3. Pour justifier qu’il y a urgence à ce que soit suspendue l’exécution des décisions contestées, Mme et M. A font notamment état de la situation de harcèlement scolaire subie par leur fille au sein du collège Jules Michelet au cours de l’année scolaire 2024-2025, et ayant conduit à un arrêt de sa scolarisation à compter du 10 juin 2025, suite à l’intervention des services de police à leur domicile durant la nuit du 9 au 10 juin 2025 en raison de propos suicidaires tenus sur les réseaux sociaux. Toutefois, en se bornant à produire un courrier d’adressage médical faisant état d’un possible état dépressif dans un contexte de harcèlement scolaire en date du 10 juin 2025, ainsi qu’une demande que leur soit transmis le rapport de police du 9 juin 2025, les requérants n’établissent pas suffisamment l’impossibilité pour leur fille de retourner au collège Jules Michelet à la rentrée prochaine, alors qu’il ressort de leur courrier électronique adressé au directeur de ce collège le 10 juillet 2025, qu’il les a reçus dès le 11 juin pour aborder certains aspects de cette situation et que des mesures ont été mises en place par ce chef d’établissement, « démontrant son engagement pour la sécurité et le bien-être de leur fille au sein de l’établissement ». Par ailleurs, cette circonstance ne suffit pas à établir que leur fils risquerait lui aussi de subir une situation de harcèlement scolaire s’il était affecté au collège Jules Michelet. Dans ces conditions, il n’est pas démontré que l’exécution des décisions d’affectation de C A et de G A au collège Jules Michelet porterait atteinte de manière suffisamment grave et immédiate à l’intérêt supérieur de leurs enfants, en méconnaissance des stipulations de l’article 3 de la convention internationale des droits de l’enfant, ni à l’obligation de scolarisation de leurs enfants, qui sont affectés dans un établissement scolaire pour la rentrée scolaire à venir. Les requérants ne sauraient, par conséquent, pas se prévaloir de la proximité de la rentrée scolaire et de l’angoisse de leurs enfants générée par l’incertitude de leur affectation. Par suite, eu égard à l’ensemble de ces éléments, la condition d’urgence requise par les dispositions de l’article L. 521-1 du code de justice administrative n’est pas satisfaite.

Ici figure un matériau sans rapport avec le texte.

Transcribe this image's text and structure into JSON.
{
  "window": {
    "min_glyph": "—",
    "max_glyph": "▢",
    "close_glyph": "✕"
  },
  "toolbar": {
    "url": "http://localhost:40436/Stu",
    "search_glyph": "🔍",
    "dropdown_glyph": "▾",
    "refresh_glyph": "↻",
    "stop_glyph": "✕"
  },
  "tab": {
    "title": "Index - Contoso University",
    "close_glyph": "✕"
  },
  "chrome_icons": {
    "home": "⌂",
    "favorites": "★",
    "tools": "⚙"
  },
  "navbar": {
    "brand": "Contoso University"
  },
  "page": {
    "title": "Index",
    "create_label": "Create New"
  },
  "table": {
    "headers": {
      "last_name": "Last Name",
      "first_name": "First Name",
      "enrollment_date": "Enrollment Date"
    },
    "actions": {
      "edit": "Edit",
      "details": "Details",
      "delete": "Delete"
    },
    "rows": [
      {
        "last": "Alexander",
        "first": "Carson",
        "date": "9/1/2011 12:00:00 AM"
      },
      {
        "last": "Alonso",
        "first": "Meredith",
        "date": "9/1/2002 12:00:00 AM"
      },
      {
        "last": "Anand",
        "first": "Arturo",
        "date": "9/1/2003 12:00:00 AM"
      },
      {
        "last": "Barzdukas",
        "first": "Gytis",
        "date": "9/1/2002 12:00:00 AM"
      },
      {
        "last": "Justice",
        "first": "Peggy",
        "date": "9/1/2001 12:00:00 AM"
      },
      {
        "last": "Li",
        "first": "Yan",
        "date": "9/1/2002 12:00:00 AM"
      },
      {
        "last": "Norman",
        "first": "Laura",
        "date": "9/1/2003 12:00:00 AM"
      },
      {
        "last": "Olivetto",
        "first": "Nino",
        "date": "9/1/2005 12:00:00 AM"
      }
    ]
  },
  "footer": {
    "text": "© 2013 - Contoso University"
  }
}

4. Il résulte de ce qui précède que la requête en référé de Mme et M. A doit être rejetée dans toutes ses conclusions, y compris celles présentées au titre de l’article L. 761-1 du code de justice administrative, sans qu’il soit besoin de se prononcer sur les fins de non-recevoir opposées par la rectrice de la région académique Auvergne-Rhône-Alpes, rectrice de l’académie de Lyon, ni sur l’existence d’un moyen de nature à créer, en l’état de l’instruction, un doute sérieux quant à la légalité des décisions d’affectation contestées.
ORDONNE :
Article 1er : La requête de Mme et M. A est rejetée.
Article 2 : La présente ordonnance sera notifiée à Mme B E épouse A, à M. F A et à la rectrice de la région académique Auvergne-Rhône-Alpes, rectrice de l’académie de Lyon.
Fait à Lyon, le 5 août 2025.
La juge des référés,
J. Le Roux
Le greffier,
T. Clément
La République mande et ordonne à la rectrice de la région académique Auvergne-Rhône-Alpes, rectrice de l’académie de Lyon, en ce qui la concerne ou à tous commissaires de justice à ce requis en ce qui concerne les voies de droit commun contre les parties privées, de pourvoir à l’exécution de la présente décision.